FACED with a tidal wave of racist and anti-foreigner crime, EU leaders look set to agree at their summit in Florence next month on the creation of an observatory to monitor the phenomenon.

But member states are divided over the politically-charged issue of how far to involve the Council of Europe in the observatory's work.

The Council of Europe - which participated in the work of the consultative commission on racism and xenophobia which unanimously recommended setting up such an observatory - has long seen issues linked to human rights in Europe as its virtually exclusive domain, and the only one in which it has achieved significant public prominence.

With backing from several EU member states, the Council has been fighting a battle to prevent the Union from setting up an independent anti-racist observatory.

Instead, its ministerial committee has asked for the observatory to be launched as a joint venture between itself and the EU, with a mission to act as “an instrument of support to the existing institutions”, as the committee's acting president, Danish Foreign Minister Niels Helveg Petersen, wrote to his Union counterparts.

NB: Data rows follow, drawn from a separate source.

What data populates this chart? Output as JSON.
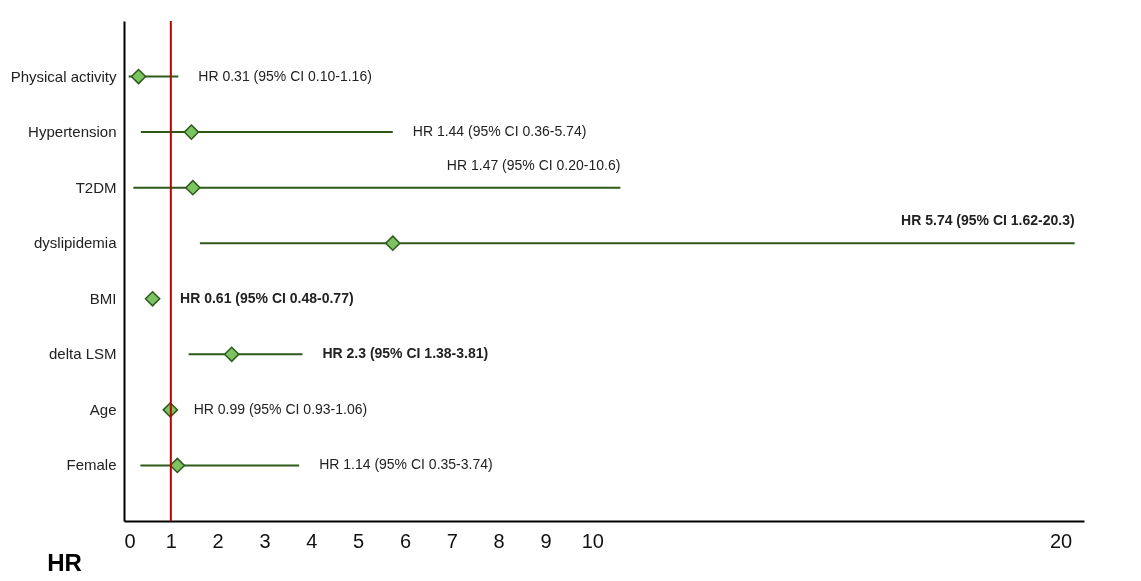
{
  "chart_data": {
    "type": "scatter",
    "xlabel": "HR",
    "categories": [
      "Physical activity",
      "Hypertension",
      "T2DM",
      "dyslipidemia",
      "BMI",
      "delta LSM",
      "Age",
      "Female"
    ],
    "values": [
      0.31,
      1.44,
      1.47,
      5.74,
      0.61,
      2.3,
      0.99,
      1.14
    ],
    "errors": [
      [
        0.1,
        1.16
      ],
      [
        0.36,
        5.74
      ],
      [
        0.2,
        10.6
      ],
      [
        1.62,
        20.3
      ],
      [
        0.48,
        0.77
      ],
      [
        1.38,
        3.81
      ],
      [
        0.93,
        1.06
      ],
      [
        0.35,
        3.74
      ]
    ],
    "annotations": [
      {
        "text": "HR 0.31 (95% CI 0.10-1.16)",
        "x": 1.16,
        "y": "Physical activity"
      },
      {
        "text": "HR 1.44 (95% CI 0.36-5.74)",
        "x": 5.74,
        "y": "Hypertension"
      },
      {
        "text": "HR 1.47 (95% CI 0.20-10.6)",
        "x": 10.6,
        "y": "T2DM"
      },
      {
        "text": "HR 5.74 (95% CI 1.62-20.3)",
        "x": 20.3,
        "y": "dyslipidemia"
      },
      {
        "text": "HR 0.61 (95% CI 0.48-0.77)",
        "x": 0.77,
        "y": "BMI"
      },
      {
        "text": "HR 2.3 (95% CI 1.38-3.81)",
        "x": 3.81,
        "y": "delta LSM"
      },
      {
        "text": "HR 0.99 (95% CI 0.93-1.06)",
        "x": 1.06,
        "y": "Age"
      },
      {
        "text": "HR 1.14 (95% CI 0.35-3.74)",
        "x": 3.74,
        "y": "Female"
      }
    ],
    "color": "#7cc462",
    "marker": "diamond",
    "xlim": [
      0,
      20.5
    ],
    "xticks": [
      0,
      1,
      2,
      3,
      4,
      5,
      6,
      7,
      8,
      9,
      10,
      20
    ],
    "ref_lines": [
      {
        "axis": "x",
        "value": 1,
        "color": "#c00000"
      }
    ],
    "orientation": "horizontal",
    "grid": false
  }
}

However, an overwhelming majority of the anti-racism commission's members rejected that approach and asked for the observatory to be an autonomous EU institution, with the Council of Europe merely associated with its work.

As their feasibility study submitted to the Florence summit makes clear, the commission advocates giving the observatory the right to collect and analyse data on racism and xenophobia, and devise policy proposals for the EU as a whole as well as for individual member states.

It is also intended to act as a watchdog, highlighting alarming developments which have so far escaped media attention.

Sources stress that such an active role for the observatory would not be feasible, either politically or legally, if the Council of Europe were to be involved as an equal partner in the institution.

Advocates of a strong role for the observatory highlight the fact that the involvement of all 38 member states of the Council of Europe - and the need to secure their approval on any issue - would prevent the new institution from taking any effective action.

Their fears were fuelled by the Council of Europe's decision to accept Russia as a full member, despite clear evidence of systematic breaches of human and citizens' rights by Russian authorities. “Allowing Russia to vet the observatory's decisions would threaten to make the institution pretty meaningless,” said one observer.

Under the commission's proposal, the observatory would function with a small staff of 25 at most and collaborate extensively with government administrations, non-governmental organisations and other experts.

Supporters of the project stress that the idea has won the backing of both the European Commission and the Parliament, which has declared its willingness to approve 5 million ecu in funding for the new body.